An area health care system is making technology upgrades, including a major switch to a new health care record system.

Mayo Clinic and its locations across the country are moving to Epic Systems, a health care software company founded in Madison that now holds the medical records of over half the patients in the country.

The national switchover is starting in La Crosse and Eau Claire, and staff have been busy locally getting the hang of the new system.

“Over 100 years ago, Dr. Henry Plummer created first medical record that could be shared between providers at Mayo,” Mayo chief medical officer David Rushlow said. “Imagine that before that, doctors were keeping post-it notes of patients and keeping them in their offices.”

Since then, the system for keeping patients’ medical records has changed quite a bit, but its importance has only grown.

“I can’t think of anything more important than health records,” Rushlow said.

As a family physician, Rushlow looks to records for test results and input from colleagues to help him make decisions.

“Health care delivery is heavily reliant on being able to move information back and forth, and that’s only becoming greater and greater,” he said.

A greater need calls for an epic change.

“This implementation is huge,” said Tim Johnson, Mayo Southwest Wisconsin regional vice president.

Thousands of La Crosse Mayo employees have been training on Epic systems software since late May. They’re among the first of 51,000 Mayo employees nationwide who will eventually get on board.

“It does create a few special challenges to be first,” Rushlow said.

“For physicians and clinicians, it’s learning how to find data you need for patients,” Johnson said. “If you’re a nurse, it could be how to take orders and transfer them to medications. If you’re a financial person, it’s a whole new set of billing and collection software.”

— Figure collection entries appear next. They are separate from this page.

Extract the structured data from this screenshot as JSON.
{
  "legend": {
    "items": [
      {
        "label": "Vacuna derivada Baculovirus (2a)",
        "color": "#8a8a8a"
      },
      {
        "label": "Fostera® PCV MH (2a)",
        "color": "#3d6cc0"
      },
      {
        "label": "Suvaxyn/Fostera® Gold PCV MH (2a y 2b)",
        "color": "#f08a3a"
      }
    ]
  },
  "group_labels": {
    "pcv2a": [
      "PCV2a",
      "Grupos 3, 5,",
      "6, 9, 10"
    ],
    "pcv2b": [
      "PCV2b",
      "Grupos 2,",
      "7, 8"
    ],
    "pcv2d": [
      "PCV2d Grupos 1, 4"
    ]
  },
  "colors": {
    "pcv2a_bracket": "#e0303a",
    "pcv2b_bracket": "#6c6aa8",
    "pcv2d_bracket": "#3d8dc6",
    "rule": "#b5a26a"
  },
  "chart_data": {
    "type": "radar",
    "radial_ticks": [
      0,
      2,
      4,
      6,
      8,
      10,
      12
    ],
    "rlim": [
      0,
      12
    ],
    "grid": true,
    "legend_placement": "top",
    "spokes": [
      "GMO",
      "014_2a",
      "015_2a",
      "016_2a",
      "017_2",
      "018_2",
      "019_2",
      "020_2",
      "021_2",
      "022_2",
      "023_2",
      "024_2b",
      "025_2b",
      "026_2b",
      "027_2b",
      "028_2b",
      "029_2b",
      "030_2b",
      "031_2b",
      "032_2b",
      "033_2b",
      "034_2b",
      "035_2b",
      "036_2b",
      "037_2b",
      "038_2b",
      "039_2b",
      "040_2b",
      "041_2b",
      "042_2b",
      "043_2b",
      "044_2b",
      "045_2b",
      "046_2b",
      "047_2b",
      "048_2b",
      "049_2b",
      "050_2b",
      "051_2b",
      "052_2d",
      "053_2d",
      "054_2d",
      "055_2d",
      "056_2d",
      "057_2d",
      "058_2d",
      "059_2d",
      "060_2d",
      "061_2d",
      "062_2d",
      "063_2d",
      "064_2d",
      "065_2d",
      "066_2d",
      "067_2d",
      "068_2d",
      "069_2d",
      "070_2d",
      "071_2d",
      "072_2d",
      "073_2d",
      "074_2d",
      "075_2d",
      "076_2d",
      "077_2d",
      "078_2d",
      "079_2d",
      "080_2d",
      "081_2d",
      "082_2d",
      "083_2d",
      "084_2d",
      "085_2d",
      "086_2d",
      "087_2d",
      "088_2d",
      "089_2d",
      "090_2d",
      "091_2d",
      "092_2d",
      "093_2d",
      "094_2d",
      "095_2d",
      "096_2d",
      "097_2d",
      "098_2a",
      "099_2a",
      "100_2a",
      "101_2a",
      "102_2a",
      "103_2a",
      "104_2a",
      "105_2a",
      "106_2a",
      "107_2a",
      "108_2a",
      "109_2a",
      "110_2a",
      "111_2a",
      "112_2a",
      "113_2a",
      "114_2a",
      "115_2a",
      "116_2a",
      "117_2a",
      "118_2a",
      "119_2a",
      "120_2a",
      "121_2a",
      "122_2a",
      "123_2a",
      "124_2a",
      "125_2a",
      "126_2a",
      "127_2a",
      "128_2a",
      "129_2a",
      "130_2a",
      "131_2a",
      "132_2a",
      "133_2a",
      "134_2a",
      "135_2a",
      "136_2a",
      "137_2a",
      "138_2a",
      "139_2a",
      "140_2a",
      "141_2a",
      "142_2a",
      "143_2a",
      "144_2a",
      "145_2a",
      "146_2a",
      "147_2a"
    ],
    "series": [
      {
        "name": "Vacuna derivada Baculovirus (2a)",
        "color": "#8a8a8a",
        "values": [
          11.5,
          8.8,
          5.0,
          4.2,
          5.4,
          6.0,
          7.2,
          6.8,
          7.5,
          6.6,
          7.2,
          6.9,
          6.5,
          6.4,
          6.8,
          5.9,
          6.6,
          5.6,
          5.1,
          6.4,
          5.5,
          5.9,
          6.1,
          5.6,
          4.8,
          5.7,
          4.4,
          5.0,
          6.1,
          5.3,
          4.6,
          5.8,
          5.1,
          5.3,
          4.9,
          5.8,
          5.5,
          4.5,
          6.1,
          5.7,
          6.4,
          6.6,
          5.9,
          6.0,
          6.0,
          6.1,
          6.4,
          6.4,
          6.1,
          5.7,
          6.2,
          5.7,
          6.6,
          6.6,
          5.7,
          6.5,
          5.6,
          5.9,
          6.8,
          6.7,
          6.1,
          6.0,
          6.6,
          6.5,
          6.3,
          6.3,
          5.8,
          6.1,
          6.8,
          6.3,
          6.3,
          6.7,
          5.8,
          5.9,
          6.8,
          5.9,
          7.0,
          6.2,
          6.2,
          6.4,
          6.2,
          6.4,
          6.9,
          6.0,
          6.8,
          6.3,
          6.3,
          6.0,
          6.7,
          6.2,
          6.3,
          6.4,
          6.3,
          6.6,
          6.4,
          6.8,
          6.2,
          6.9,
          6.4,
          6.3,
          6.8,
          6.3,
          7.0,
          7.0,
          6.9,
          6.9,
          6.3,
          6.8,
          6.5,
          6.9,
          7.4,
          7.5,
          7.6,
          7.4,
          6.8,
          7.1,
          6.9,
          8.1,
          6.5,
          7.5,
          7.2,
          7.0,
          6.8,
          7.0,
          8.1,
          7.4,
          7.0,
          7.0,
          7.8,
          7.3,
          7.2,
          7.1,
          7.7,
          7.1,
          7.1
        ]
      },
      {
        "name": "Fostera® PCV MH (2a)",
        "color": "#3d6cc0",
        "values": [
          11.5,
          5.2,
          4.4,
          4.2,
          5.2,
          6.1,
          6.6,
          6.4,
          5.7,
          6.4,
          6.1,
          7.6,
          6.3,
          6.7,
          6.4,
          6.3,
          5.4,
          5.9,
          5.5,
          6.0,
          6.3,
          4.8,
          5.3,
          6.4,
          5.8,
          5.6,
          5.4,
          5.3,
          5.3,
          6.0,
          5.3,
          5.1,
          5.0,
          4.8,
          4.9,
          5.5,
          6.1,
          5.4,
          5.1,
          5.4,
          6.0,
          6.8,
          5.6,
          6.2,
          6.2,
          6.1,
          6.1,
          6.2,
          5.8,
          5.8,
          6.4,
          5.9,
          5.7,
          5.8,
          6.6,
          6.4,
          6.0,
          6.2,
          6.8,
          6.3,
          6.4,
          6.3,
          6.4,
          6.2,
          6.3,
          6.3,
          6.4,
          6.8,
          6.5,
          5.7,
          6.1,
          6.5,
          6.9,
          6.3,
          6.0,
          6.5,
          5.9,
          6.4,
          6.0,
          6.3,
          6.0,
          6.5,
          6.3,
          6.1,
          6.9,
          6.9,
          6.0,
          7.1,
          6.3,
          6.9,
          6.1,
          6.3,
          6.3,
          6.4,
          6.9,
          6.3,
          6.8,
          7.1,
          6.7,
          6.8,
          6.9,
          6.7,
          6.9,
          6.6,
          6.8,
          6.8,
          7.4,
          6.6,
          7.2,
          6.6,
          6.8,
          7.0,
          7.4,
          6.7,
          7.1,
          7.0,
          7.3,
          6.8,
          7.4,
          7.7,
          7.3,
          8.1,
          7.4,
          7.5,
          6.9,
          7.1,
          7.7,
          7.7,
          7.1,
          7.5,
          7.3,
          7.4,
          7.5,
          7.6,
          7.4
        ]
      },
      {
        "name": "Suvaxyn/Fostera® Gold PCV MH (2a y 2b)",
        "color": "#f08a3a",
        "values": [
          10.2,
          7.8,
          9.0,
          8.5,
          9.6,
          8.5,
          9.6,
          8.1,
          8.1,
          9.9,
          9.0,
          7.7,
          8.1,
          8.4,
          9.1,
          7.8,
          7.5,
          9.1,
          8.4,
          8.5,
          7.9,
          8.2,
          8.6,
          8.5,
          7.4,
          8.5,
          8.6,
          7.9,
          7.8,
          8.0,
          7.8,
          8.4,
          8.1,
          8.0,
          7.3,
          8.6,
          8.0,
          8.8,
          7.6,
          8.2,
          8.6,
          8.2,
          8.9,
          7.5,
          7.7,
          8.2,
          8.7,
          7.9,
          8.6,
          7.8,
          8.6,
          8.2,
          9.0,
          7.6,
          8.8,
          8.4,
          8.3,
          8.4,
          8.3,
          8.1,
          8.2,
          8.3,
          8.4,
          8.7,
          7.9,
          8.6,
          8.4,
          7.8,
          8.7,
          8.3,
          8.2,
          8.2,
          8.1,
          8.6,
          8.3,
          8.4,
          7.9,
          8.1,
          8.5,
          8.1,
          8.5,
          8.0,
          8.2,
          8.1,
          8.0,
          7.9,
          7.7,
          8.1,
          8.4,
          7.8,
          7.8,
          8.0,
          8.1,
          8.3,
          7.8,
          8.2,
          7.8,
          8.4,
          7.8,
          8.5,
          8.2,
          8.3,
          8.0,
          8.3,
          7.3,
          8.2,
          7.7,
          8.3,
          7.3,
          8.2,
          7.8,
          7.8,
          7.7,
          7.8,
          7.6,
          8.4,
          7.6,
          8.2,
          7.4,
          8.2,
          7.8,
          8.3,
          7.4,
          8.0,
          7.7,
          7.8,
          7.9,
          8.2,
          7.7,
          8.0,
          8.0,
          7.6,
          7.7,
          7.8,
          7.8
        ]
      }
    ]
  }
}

Johnson said the new system will make it easier to share medical records between Mayo locations and potentially other health systems using Epic down the road.

“I think we will be able to practice medicine more efficiently,” Johnson said.

In general, however, Johnson and Rushlow hope the biggest changes will be behind the scenes.

“When I see my patients talking face to face in the office, I hope they don’t notice it much,” Rushlow said.

Mayo’s Epic system will go live in La Crosse on July 8, and all Mayo Clinic locations will transition to the software by October 2018.

Also coming to La Crosse’s Mayo location in July are new kiosks where patients can sign in before appointments.

Gundersen Health System in La Crosse first implemented Epic software in 2008.